Пишу тебе в приемной врача, куда я хожу лечить свою парализованную руку. Он делает мне прижигания позвоночника, но за успех не ручается. Я соглашаюсь на это безо всякой надежды на улучшение. Он до сих пор не знает, что это за болезнь, но нравится мне уже то, что он ничего не обещает и не обманывает меня, притворяясь, что все знает и понимает, как делали другие врачи» (Москва, 12 апреля 1924 года).
Но мытарства Веры Федоровны и ее семьи продолжаются.
«Разгар передряги. Передряга же состояла в том, что в один прекрасный день, вернувшись со службы, я узнала, что нам предписывается немедленно выселиться из нашей фантастической комнаты на заводе. Это было уже довольно неожиданно и поразило меня, но когда я, придя на другой день на службу, попросила, чтоб мне предоставили комнату там, как все время обещали, и когда на эту справедливую просьбу получила категорический отказ, то это было для меня вдвое неожиданно и поразило меня в десять раз больше. Так что я еле добралась до дому и была в полном отчаянии. Выселиться было решительно некуда, и денег в кармане не было ни копейки, если не считать отрицательного количества долгов. Поступок нашей заведующей показался мне до такой степени возмутительным и так она мне опротивела после своей фразы: „Что же делать, идите на улицу“ (это зная, что у меня крошечный ребенок), что я немедленно отказалась от места, даже не отдавая себе хорошо отчета, что же мне, собственно, делать дальше. Вечером вдруг прибежал наш Андрей (брат) – „Меня вычислили! “—объявил он сразу (т. е. отчислили). Этого уж я никак не ожидала… Посидели некоторое время, молча, потом он рассказал, как это случилось. Оказывается, докопались до его происхождения. „Я подал обжалование, но вряд ли что выйдет“…
Я стала хлопотать о новом месте и занялась сдачей экспертизы при МОНО. И то и другое окончилось успешно. Экспертизу я сдала и получила обещание быть принятой на место в Дом Ребенка в Лосином Острове (10 верст от Москвы). Место это откроется в августе месяце. Условия показались мне подходящими, и я подала заявление, решив съездить на лето отдохнуть в Вологде. Здоровьишко очень расшаталось в это тяжелое время.
Андрей просит тебя очень, если сможешь, зайти в Училище и взять там справку об его окончании в 1916 году. Только пусть не пишут, чей он сын! Сделай, пожалуйста, это ему необходимо для продолжения ученья в Институте» (Вологда, 7 июля 1924 года).
Вся семья пребывала в волнении, что раскроется, что Андрей сын русского офицера – дворянин, и его не восстановят в институте для продолжения учебы.
А у Веры Федоровны снова появляется работа в Подмосковье в детском санатории.
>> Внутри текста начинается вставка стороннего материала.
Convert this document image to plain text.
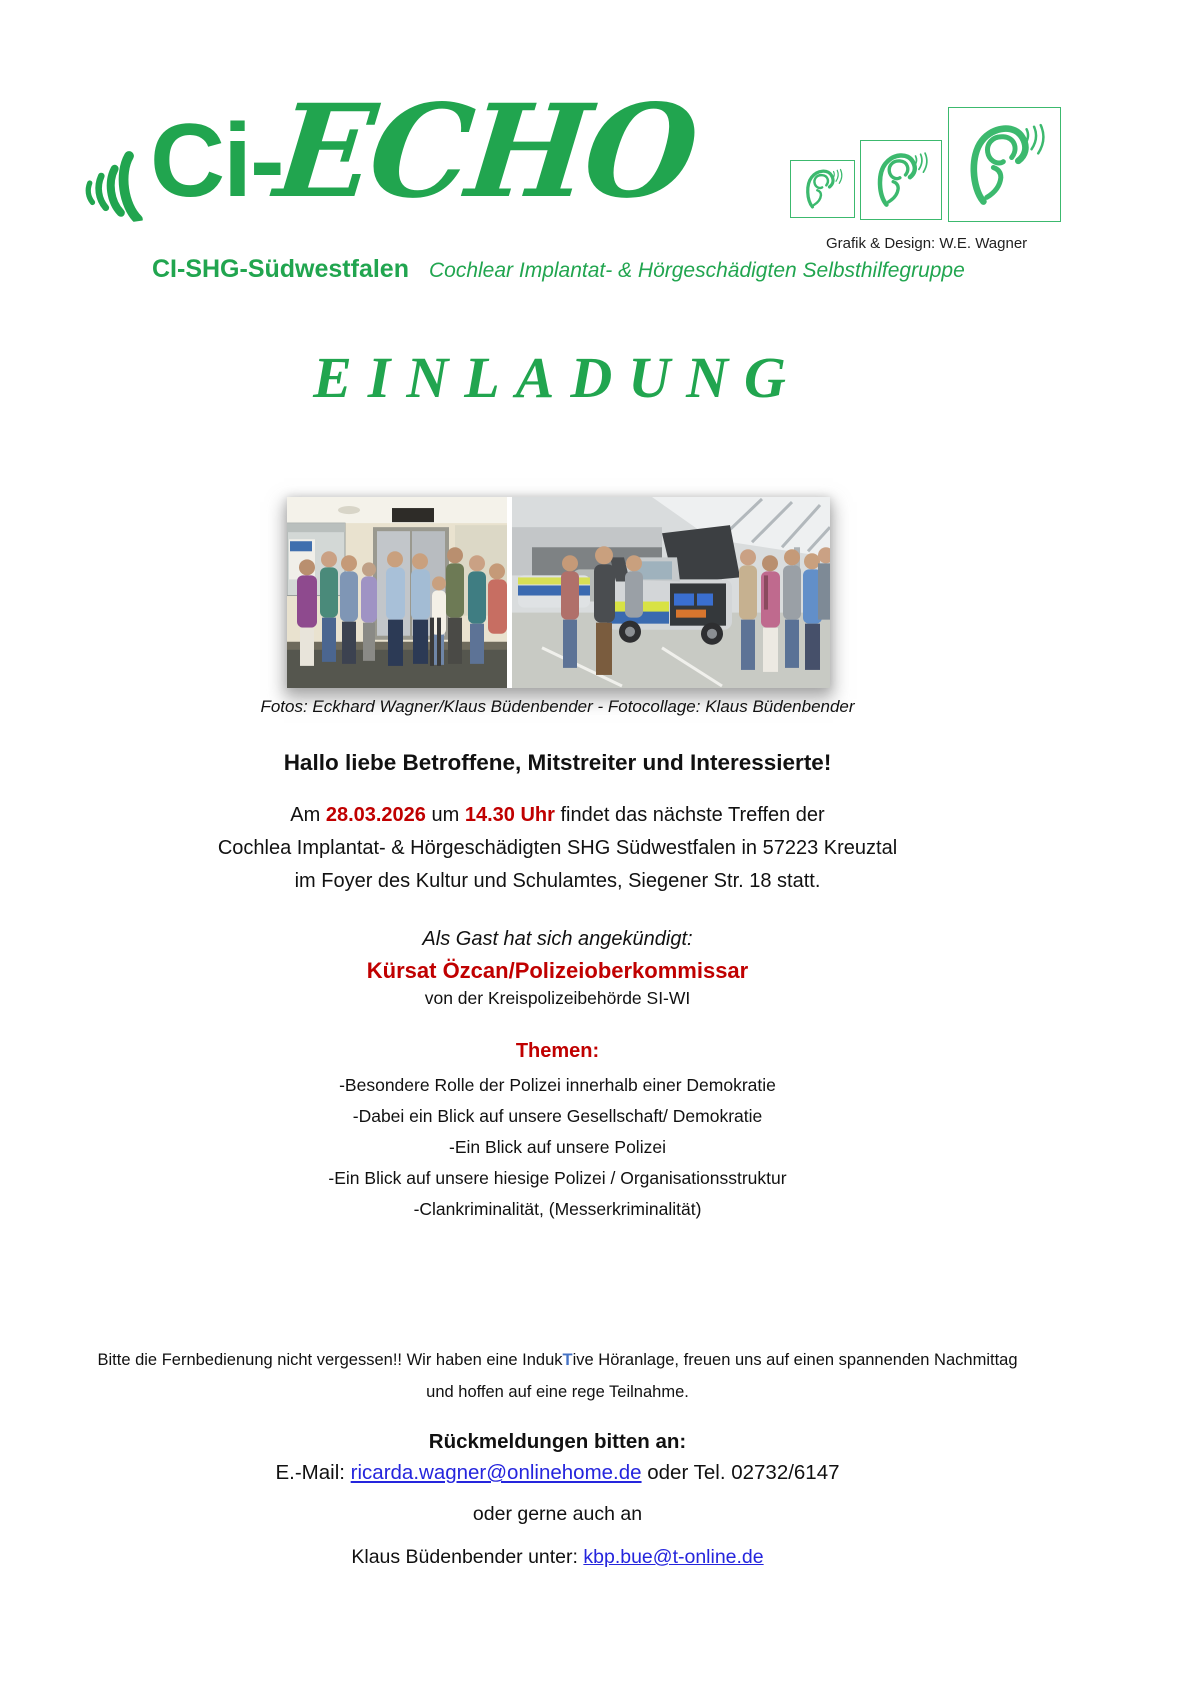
Ci-
ECHO
Grafik & Design: W.E. Wagner
CI-SHG-Südwestfalen Cochlear Implantat- & Hörgeschädigten Selbsthilfegruppe
EINLADUNG
Fotos: Eckhard Wagner/Klaus Büdenbender - Fotocollage: Klaus Büdenbender
Hallo liebe Betroffene, Mitstreiter und Interessierte!
Am 28.03.2026 um 14.30 Uhr findet das nächste Treffen der
Cochlea Implantat- & Hörgeschädigten SHG Südwestfalen in 57223 Kreuztal
im Foyer des Kultur und Schulamtes, Siegener Str. 18 statt.
Als Gast hat sich angekündigt:
Kürsat Özcan/Polizeioberkommissar
von der Kreispolizeibehörde SI-WI
Themen:
-Besondere Rolle der Polizei innerhalb einer Demokratie
-Dabei ein Blick auf unsere Gesellschaft/ Demokratie
-Ein Blick auf unsere Polizei
-Ein Blick auf unsere hiesige Polizei / Organisationsstruktur
-Clankriminalität, (Messerkriminalität)
Bitte die Fernbedienung nicht vergessen!! Wir haben eine IndukTive Höranlage, freuen uns auf einen spannenden Nachmittag
und hoffen auf eine rege Teilnahme.
Rückmeldungen bitten an:
E.-Mail: ricarda.wagner@onlinehome.de oder Tel. 02732/6147
oder gerne auch an
Klaus Büdenbender unter: kbp.bue@t-online.de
Она очень рада, что одновременно решила все проблемы с жильем, о чем свидетельствует следующее письмо.
«Работы – выше головы. И главное – я устаю и плохо себя чувствую, по обыкновению.
В тот день, когда ты проезжала Москву, у меня в отделении была группа врачей-стажеров, которых я должна была посвящать в тайны педагогики младенчества… Принимать и просвещать стажеров входит в круг моих новых обязанностей. В течение июня их прошло несколько групп. Я каждый раз глупо волнуюсь.